Post-op renal dysfunction identified, mitigated
Post-op renal dysfunction identified, mitigated
Myocardial revascularization often leads to kidney problems or failure, resulting in prolonged ICU and hospital stays, high death rates, and the need for specialized long-term care. Based on the 600,000 bypass procedures performed annually worldwide, about 46,000 patients can be expected to develop renal dysfunction. The effect can be an increased ICU stay by more than 200,000 days and total hospital stay of twice that, increasing costs by hundreds of millions.
In a study reported in the Annals of Internal Medicine, investigators studied patients who underwent revascularization with bypass and looked at the incidence and characteristics of post-op renal dysfunction and failure.1 Researchers wanted to determine their predictors and effect upon in-hospital resource utilization and patient disposition. If high-risk patients can be identified early, they and their physicians can make informed decisions about surgery and point the way to reducing the risk of serious and expensive complications.
Post-op renal dysfunction occurred in 171 of 2,400 study participants; 30 required up to 90 days of dialysis, and 19 patients died. Post-op renal failure was defined by the need for dialysis after surgery. Renal dysfunction was defined by a post-op serum creatinine level of 177 µmol/L or greater and an increase in serum creatinine level of 62 µmol/L or greater from pre-op to maximum post-op values.
The proportion of patients developing dysfunction increased with age, and almost half had a history of unstable angina. A history of Type 1 diabetes, elevated glucose level, congestive heart failure, previous bypass surgery, and pre-op serum creatinine levels of between 124 and 177 µmol/L were associated with a twofold increased risk. The risk increased threefold for those with moderate to severe congestive heart failure.
Prolonged aortic cross-clamp time was found to be an independent risk factor as was total surgery time of more than two hours. A bypass lasting up to three hours was associated with nearly fourfold elevated risk. Patients undergoing concomitant procedures such as valve replacement or carotid surgery doubled their risk.
The report suggests that surgeons consider modifying their techniques by choosing to perform fewer anastomoses or instituting more substantive hypothermic regimens.
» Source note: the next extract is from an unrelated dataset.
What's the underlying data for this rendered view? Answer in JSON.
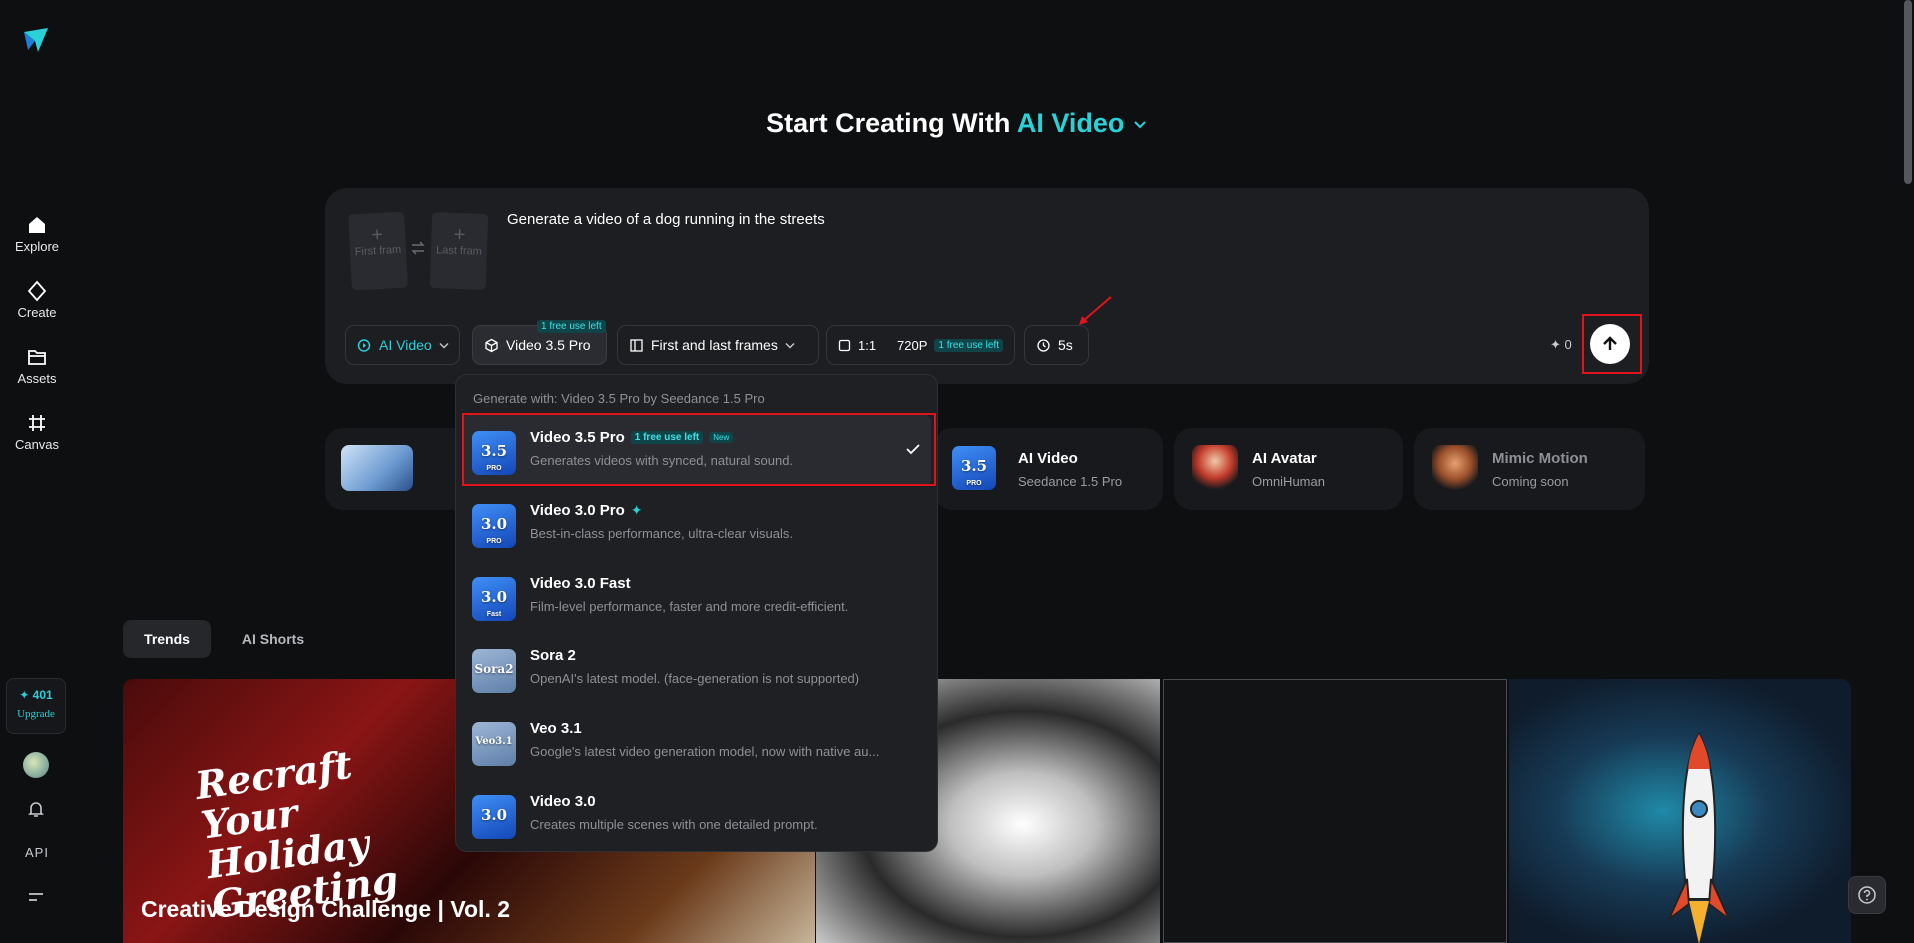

Anesthesiologists and intensivists should optimize ventricular function, aggressively control serum glucose levels, and closely monitor fluid and renal status.
Therapy with potentially nephrotoxic medications, such as aminoglycoside antibiotics, nonsteroidal anti-inflammatory drugs, or angiotensin- converting enzyme inhibitors before, during, and after surgery in patients with risk factors is dangerous.
The average length of stay in ICUs for patients with dysfunction - with and without dialysis - was twice as long as for patients without. Those requiring dialysis stayed twice as long as those with dysfunction without dialysis and more than five times as long as those without dysfunction.
In-hospital mortality among patients with dysfunction was 27%; 0.9% of patients without dysfunction died. Discharges to extended care, acute care, skilled nursing, or rehabilitation facilities were two to five times more frequent for patients with renal failure.
Reference
1. Mangano CM, Diamondstone LS, Ramsay JG, et al. Renal dysfunction after myocardial revascularization: Risk factors, adverse outcomes, and hospital resource utilization. Ann Intern Med 1998; 128:194-203.